Just to list the latest problems, solutions, and consequences as a result of driving the car under its own steam.
Accelerator pedal. Outer cable has now been shortened to allow for the pedal to drop to the correct and usable height on the pedal assembly, with fine adjustment now available at the carb end. A consequence of the reworked pedal and its location in a RHD tub is that the pedal has a tendency to lift up too high and needs fancy footwork to drop back to a correct level. Maybe some retaining spring might solve that – to be considered later.
Clutch cable. Still needs adjustment as the biting point is too low – as demonstrated to me, when the car was driven.
Seats. After fitting the triangulated frame into the car to provide runners for the seats and support for the seat belts, we fitted the drivers seat in, slid it back to a comfortable (?) position – and there it stuck, immovable. Some swearing, frame out and seat dislodged on the runners to provide access to the bolts and it was obvious that the lever to adjust the seat was fouling on a cross rail; phone calls to Cobra Seats produced some spacers which raise the front of the seat sufficiently to allow the lever to work properly. Reassembly of the frame – most of the clips through which the body is screwed to the chassis, popped out and distributed themselves on the floor. Much hard work in getting them and the frame bolted back.
Steering column. I had speed read the manual again and just remembered the single line that read “Put the top part of the column through the dashboard from the outside”. Ah! I had previously inserted it from the inside. Seat frame out again, body separated from the chassis to allow it to move backwards and release the steering column. Refit the frame and body to the chassis! Attempt to insert column and realise that the steering lock welded to the steering column cannot go through the hole in the dash from the outside! Head scratching and a telephone call to Sander at Burton obtained the answer “put it in from behind the dashboard”. Streams of tears as I realised the body would have to come off again. Ed says “Lets try to force it in by relying on the flexibility of the dash board”. Back into the footwell I go upside down, undo the universal joint and in pulling it down realise that the inner rod of the column, not only turns but also goes up and down. Problem solved! No need to remove body again; quick tap on the end of the column returns the inner rod to fit back into the UJ, and Uncle Robert returns to the family! I assume that there is a ball race in the column that, either deliberately or not, provides the longitudinal flexibility!
Space in cockpit. Having put the seat in and with the steering wheel back on I manoeuvre myself into a driving position. Tight! Awkward with the pedal arrangement and I may need (despite being nearly 6 foot) to bring the pedals back by using the adjustment on the assembly; we will see. Other problems to present themselves before being sent away for being insolent – how does one get into the car with the hood up; how does one put the hood up from within the car? To be solved at a later date!

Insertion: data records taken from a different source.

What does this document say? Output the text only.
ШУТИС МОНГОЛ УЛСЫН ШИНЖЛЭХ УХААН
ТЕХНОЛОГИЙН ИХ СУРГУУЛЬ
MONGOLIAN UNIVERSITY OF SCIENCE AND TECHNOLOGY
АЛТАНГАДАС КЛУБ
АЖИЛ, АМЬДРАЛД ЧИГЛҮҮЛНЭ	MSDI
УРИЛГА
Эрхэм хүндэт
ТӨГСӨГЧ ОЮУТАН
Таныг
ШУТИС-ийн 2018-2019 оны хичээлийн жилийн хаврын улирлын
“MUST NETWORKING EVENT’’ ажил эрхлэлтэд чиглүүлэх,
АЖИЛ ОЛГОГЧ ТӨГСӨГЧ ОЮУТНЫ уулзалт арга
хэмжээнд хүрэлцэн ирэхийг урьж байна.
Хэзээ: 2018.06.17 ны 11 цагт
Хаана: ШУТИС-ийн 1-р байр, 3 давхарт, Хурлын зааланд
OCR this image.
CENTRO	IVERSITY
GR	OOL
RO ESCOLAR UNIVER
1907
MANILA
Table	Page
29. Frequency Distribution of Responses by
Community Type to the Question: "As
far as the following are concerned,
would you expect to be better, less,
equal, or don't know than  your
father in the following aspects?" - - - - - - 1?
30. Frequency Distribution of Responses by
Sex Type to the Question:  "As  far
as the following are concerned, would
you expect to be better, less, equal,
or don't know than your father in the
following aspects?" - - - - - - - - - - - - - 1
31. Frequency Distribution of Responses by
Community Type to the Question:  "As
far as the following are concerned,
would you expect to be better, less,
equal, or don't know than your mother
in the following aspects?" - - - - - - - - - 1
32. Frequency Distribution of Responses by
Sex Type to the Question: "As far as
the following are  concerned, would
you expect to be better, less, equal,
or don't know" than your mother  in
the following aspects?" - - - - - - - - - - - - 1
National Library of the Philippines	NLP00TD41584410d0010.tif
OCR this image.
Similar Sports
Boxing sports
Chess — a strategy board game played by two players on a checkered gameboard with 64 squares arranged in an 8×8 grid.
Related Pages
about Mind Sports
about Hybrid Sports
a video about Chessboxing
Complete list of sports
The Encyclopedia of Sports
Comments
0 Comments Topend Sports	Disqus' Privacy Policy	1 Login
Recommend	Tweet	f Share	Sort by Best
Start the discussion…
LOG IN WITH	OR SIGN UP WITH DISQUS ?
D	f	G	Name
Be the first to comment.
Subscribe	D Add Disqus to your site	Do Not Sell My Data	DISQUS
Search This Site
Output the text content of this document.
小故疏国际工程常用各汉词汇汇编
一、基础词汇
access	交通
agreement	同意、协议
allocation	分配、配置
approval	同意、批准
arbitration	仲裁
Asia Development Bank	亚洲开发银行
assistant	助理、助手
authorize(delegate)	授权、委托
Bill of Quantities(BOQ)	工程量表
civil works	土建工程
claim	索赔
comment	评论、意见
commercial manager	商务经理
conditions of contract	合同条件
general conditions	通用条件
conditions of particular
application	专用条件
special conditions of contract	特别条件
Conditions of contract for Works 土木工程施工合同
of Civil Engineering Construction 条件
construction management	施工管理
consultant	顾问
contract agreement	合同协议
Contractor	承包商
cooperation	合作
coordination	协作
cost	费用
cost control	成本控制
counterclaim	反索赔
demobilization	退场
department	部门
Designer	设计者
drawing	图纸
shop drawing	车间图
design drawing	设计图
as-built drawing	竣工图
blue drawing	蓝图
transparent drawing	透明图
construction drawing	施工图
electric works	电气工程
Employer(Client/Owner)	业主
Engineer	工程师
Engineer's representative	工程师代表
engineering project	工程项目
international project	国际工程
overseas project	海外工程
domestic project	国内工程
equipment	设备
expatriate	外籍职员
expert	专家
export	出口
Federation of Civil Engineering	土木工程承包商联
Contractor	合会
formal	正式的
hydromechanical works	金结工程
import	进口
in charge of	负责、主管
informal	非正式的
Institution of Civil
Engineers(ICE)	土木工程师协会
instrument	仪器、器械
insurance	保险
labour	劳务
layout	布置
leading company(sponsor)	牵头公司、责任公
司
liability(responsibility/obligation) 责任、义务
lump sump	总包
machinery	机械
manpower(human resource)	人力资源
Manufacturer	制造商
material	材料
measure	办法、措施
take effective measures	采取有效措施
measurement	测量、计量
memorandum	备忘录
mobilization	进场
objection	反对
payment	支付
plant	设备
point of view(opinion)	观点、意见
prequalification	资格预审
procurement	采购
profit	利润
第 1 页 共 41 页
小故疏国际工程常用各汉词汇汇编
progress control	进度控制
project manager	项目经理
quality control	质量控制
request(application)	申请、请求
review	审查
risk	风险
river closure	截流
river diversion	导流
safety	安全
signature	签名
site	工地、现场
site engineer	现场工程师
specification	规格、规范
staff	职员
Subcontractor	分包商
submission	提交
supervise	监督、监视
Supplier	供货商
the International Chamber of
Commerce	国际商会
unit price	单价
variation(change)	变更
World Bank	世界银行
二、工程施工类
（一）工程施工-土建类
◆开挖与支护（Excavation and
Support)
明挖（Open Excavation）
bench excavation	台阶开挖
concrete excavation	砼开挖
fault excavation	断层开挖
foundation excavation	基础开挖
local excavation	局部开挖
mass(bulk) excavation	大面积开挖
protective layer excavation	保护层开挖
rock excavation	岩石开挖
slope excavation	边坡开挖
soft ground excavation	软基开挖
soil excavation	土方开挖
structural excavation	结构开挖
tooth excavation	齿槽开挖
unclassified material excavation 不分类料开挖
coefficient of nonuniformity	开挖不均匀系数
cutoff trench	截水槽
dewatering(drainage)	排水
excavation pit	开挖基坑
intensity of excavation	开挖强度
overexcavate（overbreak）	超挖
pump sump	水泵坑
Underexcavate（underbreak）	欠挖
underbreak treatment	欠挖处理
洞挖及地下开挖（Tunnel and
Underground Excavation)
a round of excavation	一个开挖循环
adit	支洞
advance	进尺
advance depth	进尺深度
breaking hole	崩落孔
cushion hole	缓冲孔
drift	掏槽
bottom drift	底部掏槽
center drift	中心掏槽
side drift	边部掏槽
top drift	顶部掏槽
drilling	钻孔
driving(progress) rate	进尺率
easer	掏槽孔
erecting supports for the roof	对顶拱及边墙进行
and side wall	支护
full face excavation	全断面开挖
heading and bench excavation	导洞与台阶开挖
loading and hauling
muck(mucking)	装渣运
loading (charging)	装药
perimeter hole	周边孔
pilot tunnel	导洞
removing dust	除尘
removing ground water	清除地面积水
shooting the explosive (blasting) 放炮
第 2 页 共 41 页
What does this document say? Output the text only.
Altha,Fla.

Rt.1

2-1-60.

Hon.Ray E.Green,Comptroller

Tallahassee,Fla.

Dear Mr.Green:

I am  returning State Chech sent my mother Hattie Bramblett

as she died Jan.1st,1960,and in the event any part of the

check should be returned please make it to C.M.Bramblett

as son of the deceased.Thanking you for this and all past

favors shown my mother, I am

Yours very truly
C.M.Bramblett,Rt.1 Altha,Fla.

Associated with this problem of space – a removable steering wheel would be a great asset. It is an option that Burton offer but they say it is not suitable for the UK test. I think it would be a great advantage and might also do away with the need for a steering lock which would allow the correct steering column assembly. The internet is full of comment about this topic but none of it particularly helpful. Certainly, the removal or disconnection of an airbag to facilitate the mounting of a new steering wheel makes it illegal – although obviously a 1980 Dyane didn’t have that as original equipment. An email to Mota Lita, the suppliers of the Burton steering wheel, has not helped, and so I am waiting on a reply from the DVSA for the definitive response.
Brake line connections to the master cylinder next, and to see whether the original is working properly. I will then be able to drive out of the garage and not have to rely on the handbrake to stop!
Oil leak noticed from the nearside pot where the pushrods go through to the block. Needs more investigation – I knew I should have stripped and rebuilt the engine before installation onto the body – another “we will see”…
Oh, and Father Christmas? I appeared at Janes RDA group and handed out the presents – the look on the kids faces was fantastic 🙂
Merry Christmas to all my readers and a happy New Year. See you next year.